Ok been to see surgeon AGAIN today and AGAIN told him I am unable to stand on tip toes told him this six weeks ago then he said it was different muscle to the tendon, today he tells me it is because I have healed long . he says the only option is another op which would mean taking a tendon from my toe Advice please

5 Responses to “HEALED LONG!!! HELP”

  1. He may have been right BOTH times, that you’ve healed long AND that it’s especially your AT’s connection to ONE muscle that’s long. I think my second ATR gave me a normal-length connection to my soleus muscle, but a long connection to my gastroc muscle. (I think some sources call them two different calf muscles, some call them two “heads” of the same muscle.)

    This is one of those pure personal decisions, based on your own needs, wants, feelings, values, etc. Depending on how much your “clinical deficit” ruins your life, compared to going through another ATR surgery, with no guarantees of 100% success there either.

    A coupla quick responses:
    (1) 21 weeks post-op is still early times. Lots of ATR patients — I’d say the vast majority — experience very significant strength improvements after 21 weeks. OTOH, if you’re going to end up going under the knife again, you’d probably like to get it over with. Personal.
    (2) Many surgeons and others are convinced that using the big-toe tendon as a graft to the AT makes the repair better — including David Beckham’s surgeon and a few posters/bloggers here. The only scientific studies and consensus-guidance documents I’ve seen on that topic have been inconclusive, so I’m not convinced. The notion that AT-shortening surgery REQUIRES a tendon graft seems far-fetched, and certainly is based on little or no evidence.

    I think if you used this site’s Search for “shortening” and “surgery” you’d find a number of discussions, including reports from 1 or 2 ATR patients who did go for the surgical shortening.

    In my own case, after two ATRs and one surgical repair, I have a strength deficit on my left side (ATR#2, non-op) that is totally obvious and huge when I do 1-leg heel raises, but totally invisible when I walk, run, cycle, jump, and play competitive volleyball(!), which I do twice a week. No way I’m getting surgery on mine, but that’s only my own personal decision. You’ve got to make yours.

  2. I’m a month behind you and can’t stand on tip toes on my ATR leg without assistance. If that is the only reason he thinks you’ve healed long, then I would possibly seek a second opinion 1st before making any decisions concerning a second surgery. I wish you the best and good luck!

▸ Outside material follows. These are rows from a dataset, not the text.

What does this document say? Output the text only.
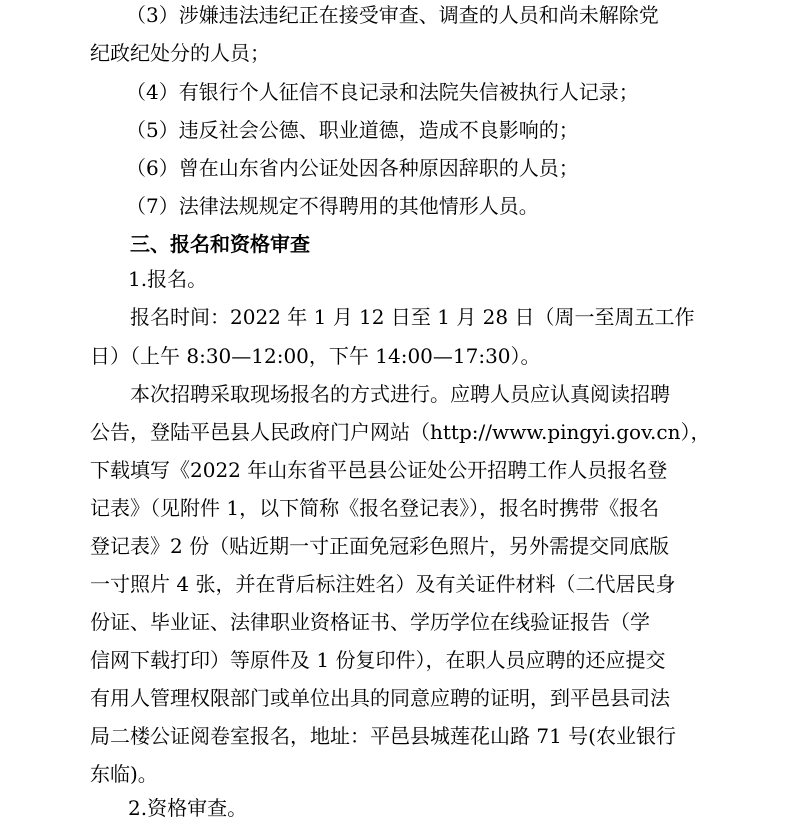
（3）涉嫌违法违纪正在接受审查、调查的人员和尚未解除党
纪政纪处分的人员；
（4）有银行个人征信不良记录和法院失信被执行人记录；
（5）违反社会公德、职业道德，造成不良影响的；
（6）曾在山东省内公证处因各种原因辞职的人员；
（7）法律法规规定不得聘用的其他情形人员。
三、报名和资格审查
1.报名。
报名时间：2022 年 1 月 12 日至 1 月 28 日（周一至周五工作
日）（上午 8:30—12:00，下午 14:00—17:30）。
本次招聘采取现场报名的方式进行。应聘人员应认真阅读招聘
公告，登陆平邑县人民政府门户网站（http://www.pingyi.gov.cn），
下载填写《2022 年山东省平邑县公证处公开招聘工作人员报名登
记表》（见附件 1，以下简称《报名登记表》），报名时携带《报名
登记表》2 份（贴近期一寸正面免冠彩色照片，另外需提交同底版
一寸照片 4 张，并在背后标注姓名）及有关证件材料（二代居民身
份证、毕业证、法律职业资格证书、学历学位在线验证报告（学
信网下载打印）等原件及 1 份复印件），在职人员应聘的还应提交
有用人管理权限部门或单位出具的同意应聘的证明，到平邑县司法
局二楼公证阅卷室报名，地址：平邑县城莲花山路 71 号(农业银行
东临)。
2.资格审查。
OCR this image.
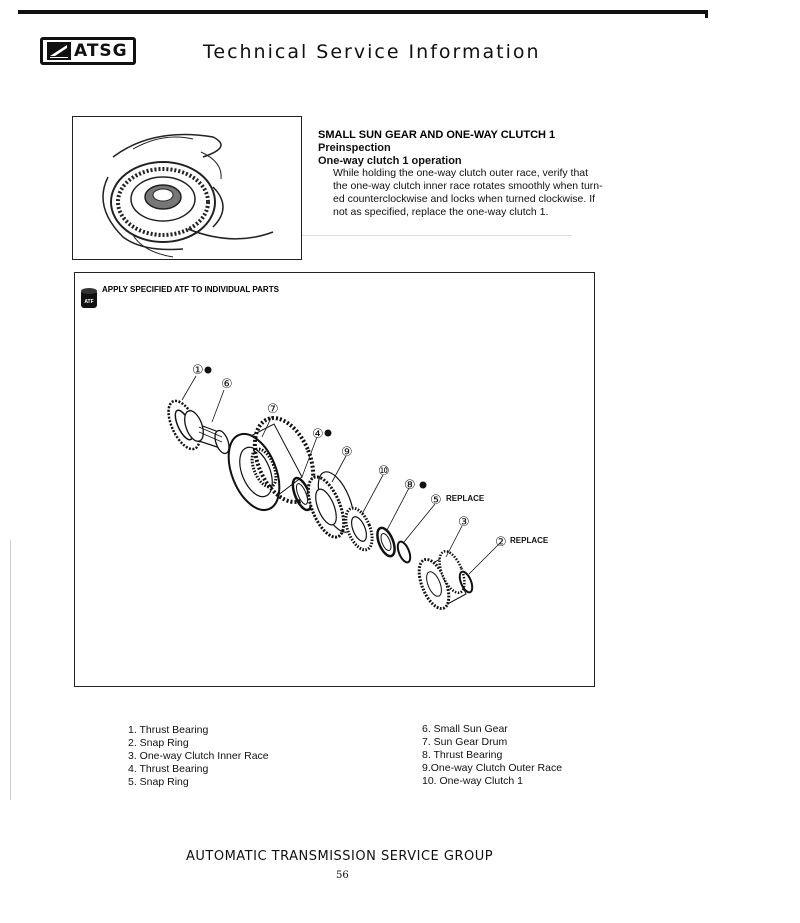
ATSG	Technical Service Information
SMALL SUN GEAR AND ONE-WAY CLUTCH 1
Preinspection
One-way clutch 1 operation
While holding the one-way clutch outer race, verify that
the one-way clutch inner race rotates smoothly when turn-
ed counterclockwise and locks when turned clockwise. If
not as specified, replace the one-way clutch 1.
ATF
APPLY SPECIFIED ATF TO INDIVIDUAL PARTS
①
⑥
⑦
④
⑨
⑩
⑧
⑤
③
②
REPLACE
REPLACE
1. Thrust Bearing
2. Snap Ring
3. One-way Clutch Inner Race
4. Thrust Bearing
5. Snap Ring
6. Small Sun Gear
7. Sun Gear Drum
8. Thrust Bearing
9.One-way Clutch Outer Race
10. One-way Clutch 1
AUTOMATIC TRANSMISSION SERVICE GROUP
56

  3. Hi - saw you at hospital the other day. We share same physio!! I have also been told by same consultant that I have healed long, but I am 19 weeks post partial tear with treatment by cast. Consultant reckons though that my partial tear may have become a full tear. I am presenting with symptoms of a chronic tear. I have recently had an ultrasound scan which showed tendon intact at junction with heel, but further up at the junction of muscle and tendon there is an area 8cm in length which is abnormal. Consultant now wants me to have mri scan which there is 8 week waiting time for. He has told me he wants a second opinion too as he does not know if shortening will be worth it???

  4. P.S. I too still can’t go on tip toes on bad leg and have a limp. Thompson test still positive and Matles test positive too.

  5. I am one of the people who gained more strength after 21 weeks and although I could do a double calf raise at that point, I found if I transferred all my weight to the ATR leg, then I was unable to hold my bodyweight on it.

    Today I can single calf raise on my ATR leg, I have healed long though because try as I might, I can only raise about 3/4 of the way I can on the other leg….point is, it’s not so long to be a concern for anything else.

    I agree with Norm because if I had to have another surgery I’d want it ASAP, but also knowing that at 21wks it may be too early to say if where I am today is as good as it gets?

    Good luck with your decisions and happy healing.